Adana’da ikinci bir Korolar Birliği Federasyonu’nun kurulması, ilk bakışta bir ayrışma gibi algılanabilir. Ancak olayın yüzeyine bakmak meseleyi eksik anlamaya yol açar. Asıl soru hâlâ geçerlidir:

Bir şehir müziğini neden iki kez örgütleme ihtiyacı hisseder?

Bu sorunun cevabı, gözlemlerime ve çevreden edindiğim bilgilere göre şunları işaret ediyor: Birinci federasyonun yıllardır çözemediği meseleler, bazı toplulukların, hocaların ve şeflerin kendilerini dışlanmış hissetmesine yol açmış. Bu durum, ikinci bir oluşumun ortaya çıkmasına zemin hazırlamış; yani bir “kopuş” değil, bazı sorunların görünür hâle gelmesi söz konusu olmuş.

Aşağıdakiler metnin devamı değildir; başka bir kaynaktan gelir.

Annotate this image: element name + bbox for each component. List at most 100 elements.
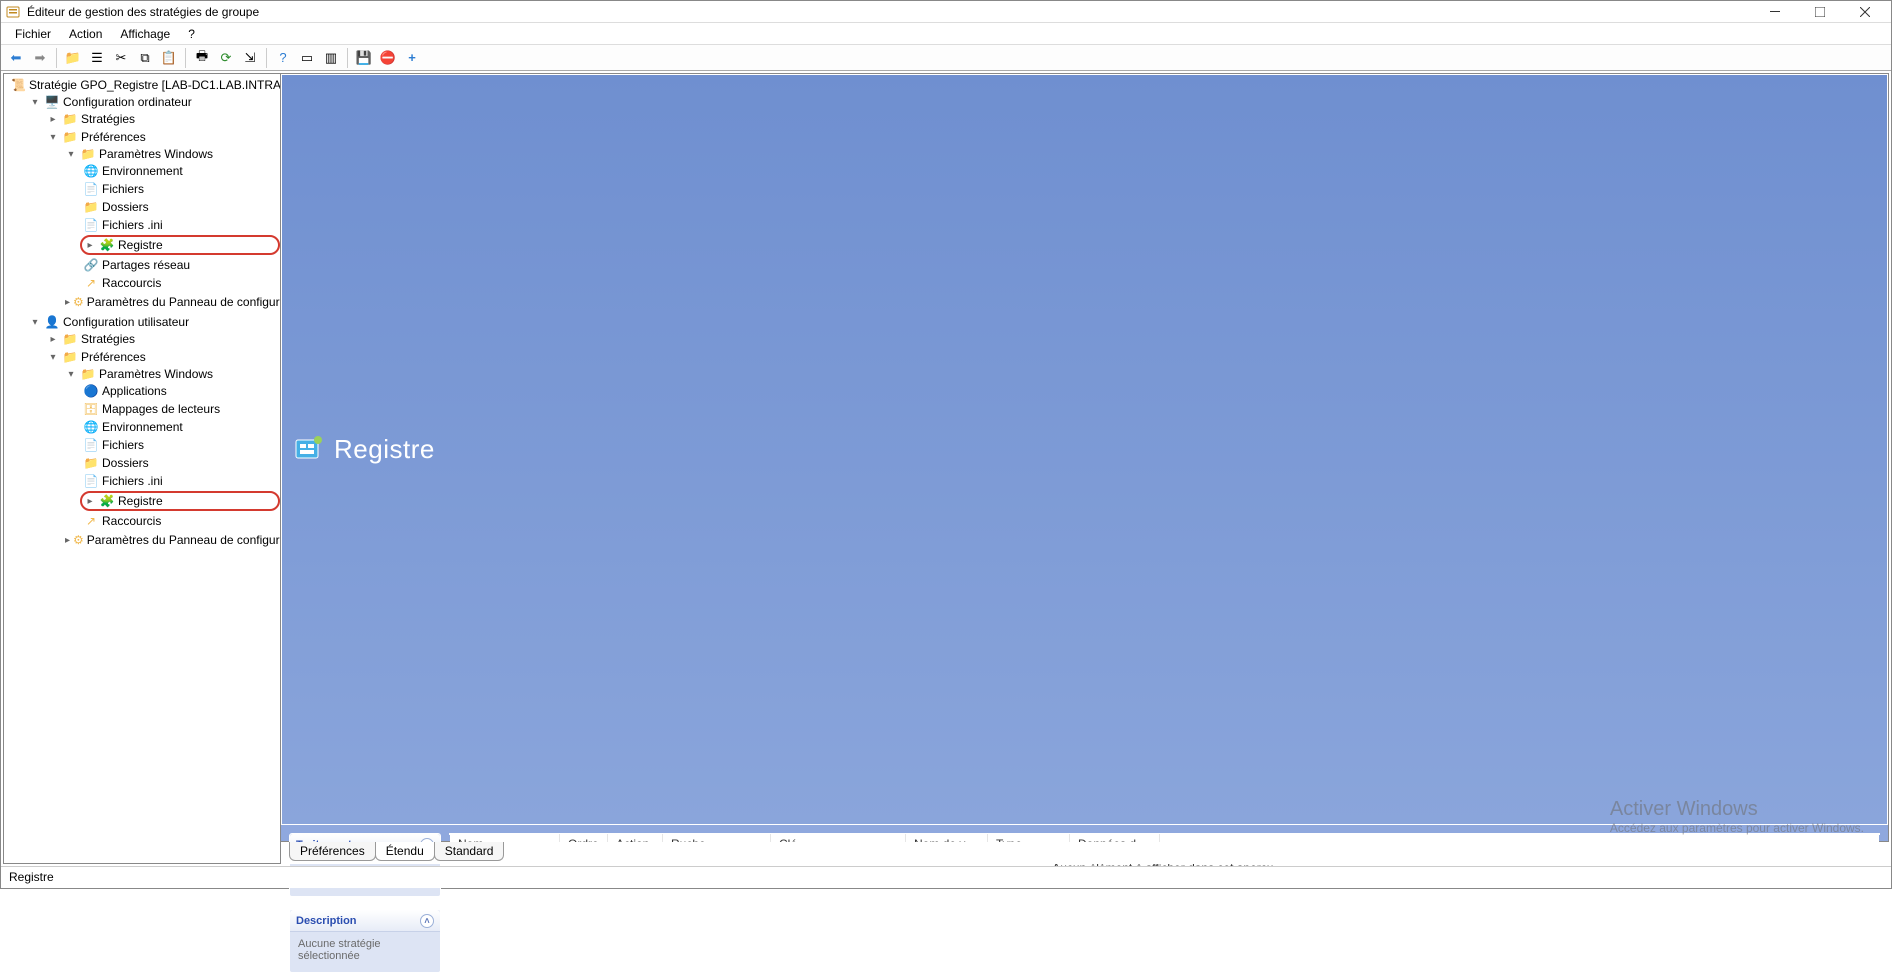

Burada özellikle dikkat çekmek gerekiyor: Profesyonellerin giderek sahnenin kenarına itilmesi.

Adana’da yıllardır dolaşan bir yanlış algı mevcut:
“Sanki Türk müziği korolarını sadece amatörler yönetir ve musikiye en çok onlar hizmet eder.”

Bu görüş, hem amatörlere haksız bir yük yükler hem de profesyonel müzisyenlerin emeğine büyük saygısızlıktır.

Profesyoneller, yıllarını sahneye vermiş, enstrümanını bir insan nefesi kadar tanıyan, makam bilgisinde, icra disiplininde ve sahne terbiyesinde belli bir mertebeye ulaşmış kişilerden oluşur. Bu insanlar, müzikle nefes alır ve müziğin sorumluluğunu taşır.

Peki, tüm bu birikime rağmen neden profesyonellerin sesi az duyuluyor?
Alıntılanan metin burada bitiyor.